Di sisi lain, Apple melakukannya secara efektif porting ke setiap aplikasi iOS dan iPadOS ke Vision Pro—atau setidaknya semua aplikasi dari pengembang yang tidak memilih untuk tidak ikut serta pada waktunya. Aplikasi ini tidak akan memiliki kemampuan “spasial” yang nyata namun akan bekerja pada bidang 2D seperti pada MacBook. Selain itu, pengguna akan dapat mencerminkan layar iPhone, iPad, Apple TV, atau MacBook mereka pada Vision Pro, yang mungkin merupakan satu-satunya cara untuk mengakses game atau program tertentu yang tidak tersedia pada headset secara asli.

Apa yang Akan Ditambahkan Apple ke Vision Pro di Masa Depan?

Apple kemungkinan akan mendukung visionOS-nya dengan pembaruan setelah peluncuran. Namun, selain membuat lebih banyak aplikasi khusus spasial, seperti Kalender, Peta, dan Memo Suara, perusahaan ini dapat memiliki lebih banyak kemampuan kesehatan dan kebugaran. Mereka yang mempelajari perangkat lunak untuk sensor pada perangkat Vision Pro menunjukkan bahwa Apple, secara teoritis, dapat menawarkan diagnosis kesehatan mental melalui headset-nya.

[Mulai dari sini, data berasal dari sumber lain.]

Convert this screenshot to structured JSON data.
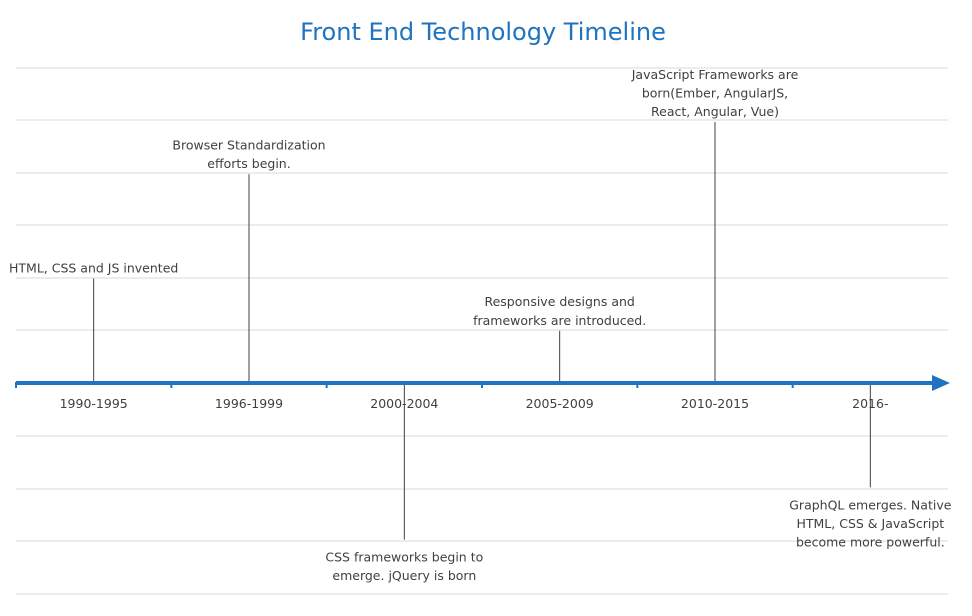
{
  "chart_data": {
    "type": "timeline",
    "title": "Front End Technology Timeline",
    "categories": [
      "1990-1995",
      "1996-1999",
      "2000-2004",
      "2005-2009",
      "2010-2015",
      "2016-"
    ],
    "events": [
      {
        "period": "1990-1995",
        "side": "above",
        "level": 2,
        "lines": [
          "HTML, CSS and JS invented"
        ]
      },
      {
        "period": "1996-1999",
        "side": "above",
        "level": 4,
        "lines": [
          "Browser Standardization",
          "efforts begin."
        ]
      },
      {
        "period": "2000-2004",
        "side": "below",
        "level": 3,
        "lines": [
          "CSS frameworks begin to",
          "emerge. jQuery is born"
        ]
      },
      {
        "period": "2005-2009",
        "side": "above",
        "level": 1,
        "lines": [
          "Responsive designs and",
          "frameworks are introduced."
        ]
      },
      {
        "period": "2010-2015",
        "side": "above",
        "level": 5,
        "lines": [
          "JavaScript Frameworks are",
          "born(Ember, AngularJS,",
          "React, Angular, Vue)"
        ]
      },
      {
        "period": "2016-",
        "side": "below",
        "level": 2,
        "lines": [
          "GraphQL emerges. Native",
          "HTML, CSS & JavaScript",
          "become more powerful."
        ]
      }
    ],
    "grid": true,
    "colors": {
      "title": "#1f73c1",
      "axis": "#1f73c1",
      "connector": "#404040",
      "text": "#404040",
      "grid": "#d9d9d9"
    }
  }
}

Apple juga memilikinya Chip M3 saat ini ada di pasaran untuk MacBook terbarunya. Masuk akal jika rilis mendatang ditingkatkan ke chip yang lebih baru. Meskipun Vision Pro berikutnya mungkin jauh lebih murah daripada versi saat ini, ia mungkin menawarkan titik harga yang berbeda untuk chip M3, M3 Pro, dan M3 Max biasa.

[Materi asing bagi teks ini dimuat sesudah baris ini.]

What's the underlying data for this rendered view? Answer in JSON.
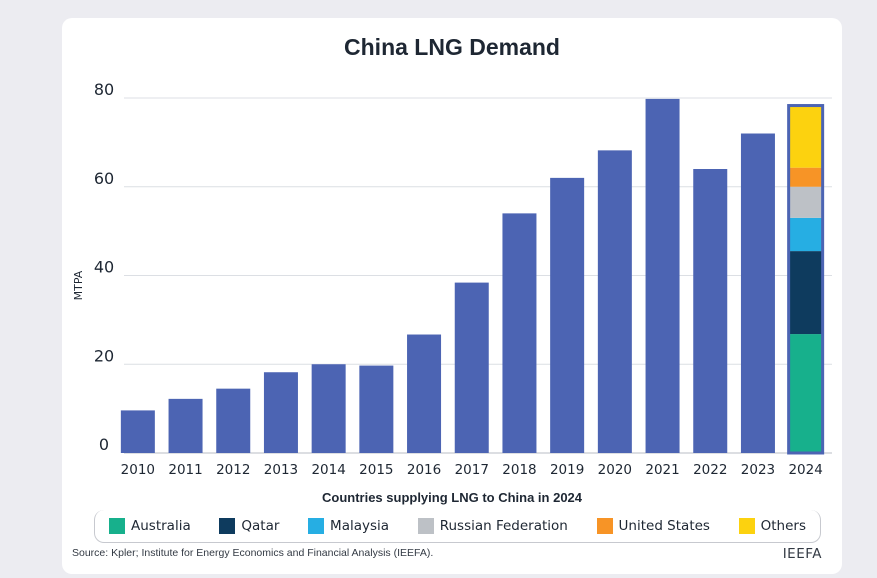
{
  "chart_data": {
    "type": "bar",
    "title": "China LNG Demand",
    "ylabel": "MTPA",
    "xlabel": "",
    "ylim": [
      0,
      80
    ],
    "yticks": [
      0,
      20,
      40,
      60,
      80
    ],
    "grid": true,
    "categories": [
      "2010",
      "2011",
      "2012",
      "2013",
      "2014",
      "2015",
      "2016",
      "2017",
      "2018",
      "2019",
      "2020",
      "2021",
      "2022",
      "2023",
      "2024"
    ],
    "values": [
      9.6,
      12.2,
      14.5,
      18.2,
      20.0,
      19.7,
      26.7,
      38.4,
      54.0,
      62.0,
      68.2,
      79.8,
      64.0,
      72.0,
      null
    ],
    "bar_color": "#4c64b3",
    "stacked_bar": {
      "category": "2024",
      "segments": [
        {
          "name": "Australia",
          "value": 26.8,
          "color": "#17b08c"
        },
        {
          "name": "Qatar",
          "value": 18.7,
          "color": "#0e3b5e"
        },
        {
          "name": "Malaysia",
          "value": 7.5,
          "color": "#26aee3"
        },
        {
          "name": "Russian Federation",
          "value": 7.0,
          "color": "#bdc1c6"
        },
        {
          "name": "United States",
          "value": 4.3,
          "color": "#f79426"
        },
        {
          "name": "Others",
          "value": 14.0,
          "color": "#fcd20f"
        }
      ]
    },
    "legend_title": "Countries supplying LNG to China in 2024",
    "legend_placement": "bottom"
  },
  "footer": {
    "source": "Source: Kpler; Institute for Energy Economics and Financial Analysis (IEEFA).",
    "brand": "IEEFA"
  }
}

Namun kemampuan baru apa pun yang hadir pada headset seharga $3.500 ini mengingkari fakta nyata bahwa hal ini memang benar adanya jauh dari versi final impian AR Apple. Vision Pro adalah demo teknologi AR yang besar dan mahal. Versi mendatang harus jauh lebih murah jika ingin menjangkau khalayak yang lebih luas. CEO Tim Cook secara eksplisit menginginkan kacamata AR dari headset. Alih-alih memilih yang pertama, ia terpaksa memilih yang terakhir dengan layar eksternal yang menunjukkan mata palsu pengguna dalam upaya untuk tidak mengisolasi orang satu sama lain.

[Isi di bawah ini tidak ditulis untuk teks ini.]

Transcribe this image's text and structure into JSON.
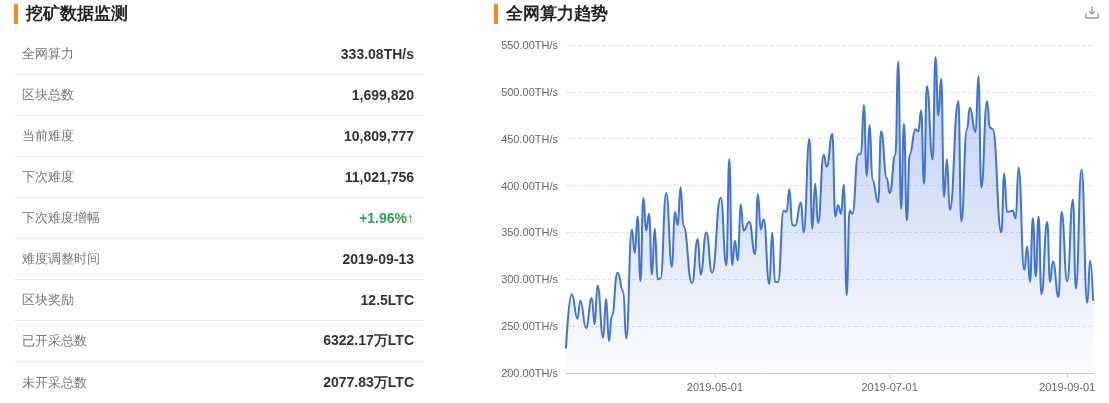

Apple tidak menyukai kompromi, dan Vision Pro—dengan layar eksternal dan baterainya—penuh dengan kompromi. Ketahuilah bahwa jika Anda membeli headset seharga $3.500 sekarang, Anda bertindak sebagai boneka uji untuk ambisi VR Apple. Tidak ada yang salah dengan hal itu, tetapi Anda tidak boleh mengharapkan apa pun selain peta jalan anggaran besar untuk ambisi VR Apple.